Meditation today raised the question “Whom does the grail serve?”
This last few weeks has been difficult. It is still difficult. I am melancholy, in a deep dark hole. I am sick and can’t seem to get well. Everything suddenly seems gray, unexciting, uninspiring and difficult. Perhaps it is no coincidence that tomorrow will mark the first anniversary of my Father’s passing.
In my mind, I saw my Father and I understood his great joy at my birth. His love for me his eldest child and I guess the child he really hadn’t wanted. But, somehow, my birth became a moment of significance in his life and how he celebrated Fatherhood! Becoming a father changed him fundamentally and I think, gave him meaning. My brothers will agree that he was the archetypal Father figure that in later life became our friend. He gave unselfishly of himself for his boys and he enjoyed every moment of it.
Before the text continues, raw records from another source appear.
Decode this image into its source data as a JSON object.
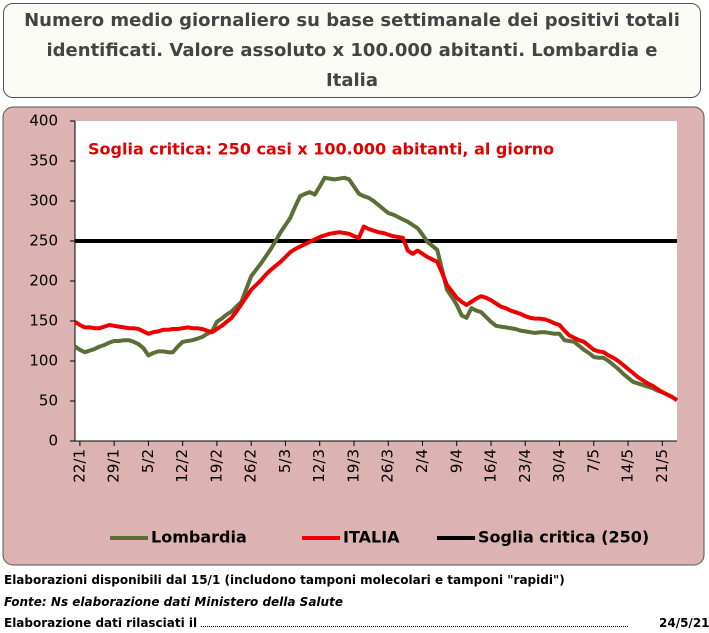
{
  "chart_data": {
    "type": "line",
    "title": "Numero medio giornaliero su base settimanale dei positivi totali identificati. Valore assoluto x 100.000 abitanti. Lombardia e Italia",
    "annotation": "Soglia  critica:  250 casi x 100.000 abitanti,  al giorno",
    "categories": [
      null,
      "22/1",
      null,
      null,
      null,
      null,
      null,
      null,
      "29/1",
      null,
      null,
      null,
      null,
      null,
      null,
      "5/2",
      null,
      null,
      null,
      null,
      null,
      null,
      "12/2",
      null,
      null,
      null,
      null,
      null,
      null,
      "19/2",
      null,
      null,
      null,
      null,
      null,
      null,
      "26/2",
      null,
      null,
      null,
      null,
      null,
      null,
      "5/3",
      null,
      null,
      null,
      null,
      null,
      null,
      "12/3",
      null,
      null,
      null,
      null,
      null,
      null,
      "19/3",
      null,
      null,
      null,
      null,
      null,
      null,
      "26/3",
      null,
      null,
      null,
      null,
      null,
      null,
      "2/4",
      null,
      null,
      null,
      null,
      null,
      null,
      "9/4",
      null,
      null,
      null,
      null,
      null,
      null,
      "16/4",
      null,
      null,
      null,
      null,
      null,
      null,
      "23/4",
      null,
      null,
      null,
      null,
      null,
      null,
      "30/4",
      null,
      null,
      null,
      null,
      null,
      null,
      "7/5",
      null,
      null,
      null,
      null,
      null,
      null,
      "14/5",
      null,
      null,
      null,
      null,
      null,
      null,
      "21/5",
      null,
      null,
      null
    ],
    "series": [
      {
        "name": "Lombardia",
        "color": "#5a6e35",
        "values": [
          118,
          114,
          111,
          113,
          115,
          118,
          120,
          123,
          125,
          125,
          126,
          126,
          124,
          121,
          116,
          107,
          110,
          112,
          112,
          111,
          111,
          118,
          124,
          125,
          126,
          128,
          130,
          134,
          137,
          149,
          153,
          158,
          162,
          168,
          174,
          190,
          206,
          214,
          222,
          231,
          240,
          250,
          261,
          270,
          279,
          293,
          306,
          309,
          311,
          308,
          318,
          329,
          328,
          327,
          328,
          329,
          327,
          318,
          309,
          306,
          304,
          300,
          295,
          290,
          285,
          283,
          280,
          277,
          274,
          270,
          266,
          258,
          249,
          244,
          239,
          214,
          189,
          180,
          170,
          157,
          154,
          166,
          163,
          161,
          155,
          149,
          144,
          143,
          142,
          141,
          140,
          138,
          137,
          136,
          135,
          136,
          136,
          135,
          134,
          134,
          126,
          125,
          124,
          119,
          114,
          110,
          105,
          104,
          104,
          100,
          95,
          90,
          84,
          79,
          74,
          72,
          70,
          68,
          66,
          63,
          61,
          58,
          55,
          51
        ]
      },
      {
        "name": "ITALIA",
        "color": "#ee0000",
        "values": [
          149,
          145,
          142,
          142,
          141,
          141,
          143,
          145,
          144,
          143,
          142,
          141,
          141,
          140,
          137,
          134,
          136,
          137,
          139,
          139,
          140,
          140,
          141,
          142,
          141,
          141,
          140,
          138,
          136,
          140,
          144,
          149,
          154,
          162,
          171,
          180,
          189,
          195,
          201,
          208,
          214,
          219,
          224,
          230,
          236,
          240,
          243,
          246,
          249,
          252,
          255,
          257,
          259,
          260,
          261,
          260,
          259,
          256,
          254,
          268,
          265,
          263,
          261,
          260,
          258,
          256,
          255,
          254,
          238,
          234,
          238,
          234,
          230,
          227,
          224,
          210,
          195,
          187,
          179,
          174,
          170,
          174,
          178,
          181,
          179,
          176,
          172,
          168,
          166,
          163,
          161,
          159,
          156,
          154,
          153,
          153,
          152,
          150,
          147,
          145,
          138,
          132,
          129,
          126,
          124,
          119,
          114,
          112,
          111,
          107,
          104,
          100,
          95,
          90,
          85,
          80,
          76,
          72,
          69,
          65,
          61,
          58,
          55,
          51
        ]
      }
    ],
    "thresholds": [
      {
        "name": "Soglia critica (250)",
        "color": "#000000",
        "value": 250
      }
    ],
    "ylim": [
      0,
      400
    ],
    "yticks": [
      0,
      50,
      100,
      150,
      200,
      250,
      300,
      350,
      400
    ],
    "grid": false
  },
  "footer": {
    "line1": "Elaborazioni disponibili dal 15/1 (includono tamponi molecolari e tamponi \"rapidi\")",
    "source": "Fonte: Ns elaborazione dati Ministero della Salute",
    "release": "Elaborazione dati rilasciati il",
    "date": "24/5/21"
  }
}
In thinking of this I couldn’t help think of my current demise. What gave my life meaning in the same way that children did for my Father? I love my kids and hope I am a good Dad but I can’t say that they have been the central anchor of my life in the way that we were for our Father. I couldn’t and cannot yet answer that question. But that is when the voice in my head asked the question about the Grail.
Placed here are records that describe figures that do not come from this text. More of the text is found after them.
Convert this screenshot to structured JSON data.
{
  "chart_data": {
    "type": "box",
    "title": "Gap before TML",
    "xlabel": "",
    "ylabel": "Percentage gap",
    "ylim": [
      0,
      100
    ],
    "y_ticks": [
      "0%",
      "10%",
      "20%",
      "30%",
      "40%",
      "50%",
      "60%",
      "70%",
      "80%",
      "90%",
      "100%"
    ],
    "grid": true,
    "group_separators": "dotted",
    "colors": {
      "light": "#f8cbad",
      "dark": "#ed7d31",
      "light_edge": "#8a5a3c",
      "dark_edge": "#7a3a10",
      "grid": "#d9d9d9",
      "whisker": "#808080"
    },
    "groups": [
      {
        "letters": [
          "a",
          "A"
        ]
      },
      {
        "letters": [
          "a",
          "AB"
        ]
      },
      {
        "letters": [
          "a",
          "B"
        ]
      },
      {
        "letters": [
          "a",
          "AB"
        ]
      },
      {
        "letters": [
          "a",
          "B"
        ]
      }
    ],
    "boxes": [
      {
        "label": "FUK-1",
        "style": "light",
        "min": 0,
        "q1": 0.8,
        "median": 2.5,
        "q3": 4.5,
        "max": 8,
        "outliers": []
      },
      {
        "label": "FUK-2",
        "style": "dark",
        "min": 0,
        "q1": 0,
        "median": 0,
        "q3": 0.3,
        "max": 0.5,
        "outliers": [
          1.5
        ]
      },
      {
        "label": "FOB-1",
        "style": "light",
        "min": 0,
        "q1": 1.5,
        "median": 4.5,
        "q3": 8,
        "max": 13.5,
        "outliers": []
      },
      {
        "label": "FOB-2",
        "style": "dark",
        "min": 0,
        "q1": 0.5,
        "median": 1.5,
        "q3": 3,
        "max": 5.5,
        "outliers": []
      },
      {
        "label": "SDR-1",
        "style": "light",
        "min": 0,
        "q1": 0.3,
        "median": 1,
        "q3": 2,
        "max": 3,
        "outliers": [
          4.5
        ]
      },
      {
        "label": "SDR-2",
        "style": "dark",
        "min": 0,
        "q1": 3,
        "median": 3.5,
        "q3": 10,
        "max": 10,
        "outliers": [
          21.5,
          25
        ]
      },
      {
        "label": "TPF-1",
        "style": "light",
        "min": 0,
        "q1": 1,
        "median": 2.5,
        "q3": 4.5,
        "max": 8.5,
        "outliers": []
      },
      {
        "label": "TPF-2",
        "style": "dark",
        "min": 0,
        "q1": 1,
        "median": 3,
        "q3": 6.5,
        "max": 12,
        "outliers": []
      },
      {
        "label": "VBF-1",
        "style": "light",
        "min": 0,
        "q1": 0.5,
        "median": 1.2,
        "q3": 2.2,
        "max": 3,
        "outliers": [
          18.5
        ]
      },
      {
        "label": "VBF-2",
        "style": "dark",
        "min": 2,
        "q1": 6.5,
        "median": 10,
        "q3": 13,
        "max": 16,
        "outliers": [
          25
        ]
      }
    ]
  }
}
Suddenly, I understood that I am in the shadow phase again. From where I am everything in my reality looks gloomy and why wouldn’t it? I make my own reality. I determined to work my way out of this hole again step by step, little by little. It’s all about acceptance you see. I have never learned not to fight. It’s funny, but it’s all in Inner Journeys.
When you enter the pool, the surface is absolutely calm but your body movement causes ripples and activities on the surface. The more you thrash around the more the waves and ripples grow in intensity and knock you off track. The more you fight the more ripples and waves and the harder it gets. Go with the flow, align yourself with the will of the Creator and minimize the waves (Inner Journeys: Explorations of the Soul, p.87)
And then there was Asteroth’s advice…”Stop struggling and listen. Attune to your inner self, become who you truly are and stop struggling“(p.85)
You know, I thought to myself, I am doing this to myself – AGAIN!
Somewhere inside me there is an aspect of self that seems to want to self-destruct. He and the Shadow work very hard to bring me down and I am so stupid as to forget what I have learned and let them do it. I am a Fool and not the Fool I want to be because, honestly, I want to be the Fool as depicted in the Tarot. I want to be foolish, laugh at myself and relax. Not take things so seriously. Accept.
The answer again was provided by Asteroth…
Today, Asteroth told me write about love.
I asked for more detail and she said ‘love as acceptance’. I didn’t need anymore words because the words themselves conveyed the entirety of the suggestion. This is a difficult concept to explain but it seemed as if the words themselves conveyed the feeling and understanding of love as acceptance. It’s as if the words are only a key to a packet of understanding which opens up and engulfs me.
What those words conveyed to me was along the lines that when we are told to ‘love one another’, we are told to accept one another for what we are and what we have the potential to be. It’s a surrendering of one’s own ego and viewpoint. A letting go of our own conditioning and biases allows us to see our fellow humans simply as they truly are. In itself, this is an act of magic since it involves first changing ourselves in order to see more clearly – to see the divine spark in each and every person.
Part of our problem in trying to love one another, perhaps the entire problem, is that we have a habit of projecting ourselves onto those around us. When we interact with someone and dislike them it’s really because in that person we see the reflection of something we dislike or fear about ourselves. We constantly measure others by projecting ourselves onto them. Our ego doesn’t allow us to see this for what it really is – after all, I am an individual, separate, and by the way, I am surely superior. My views, my beliefs and my conditioning are used to synthesize and process my view of the other person and I find them wanting in some way. Indeed, I may violently disagree with them and set them up as my ‘enemy’. However, if I truly know myself, understand myself, and see myself for what I really am then it surely becomes clear to me that I am a child of light, imperfect but evolving with life’s lessons to a higher place in that eternal process of evolution.
If I know myself then I recognize my ego for what it truly is and I place it to one side and tell it that I, the real me, I am in charge here! If I can learn to accept myself through self-knowing and coming to terms with who and what I really am then I learn to love myself. In learning to love myself I am able to love others through acceptance of what they are and where they are at in their own journey. Acceptance is a process of letting go and as we let go we no longer feel the need to struggle. We forgive ourselves and we forgive others and we learn how to truly love. It is only when we truly know and love ourselves that we really gain the right and ability to guide others knowing how to help and correct without damaging that person’s self-worth and progress. Otherwise, any act may be based on something less than love, it may be based on our distorted perspective of ourselves.
Indeed, love is acceptance.
(p 58-9, Inner Journeys)
Funnily enough, the mechanisms suggested by Asteroth to learn how to do all of this are in the Exercises in the new book The Mystical Hexagram and indeed are enshrined in that symbol.
Who does the Grail serve? Well, shouldn’t that be me?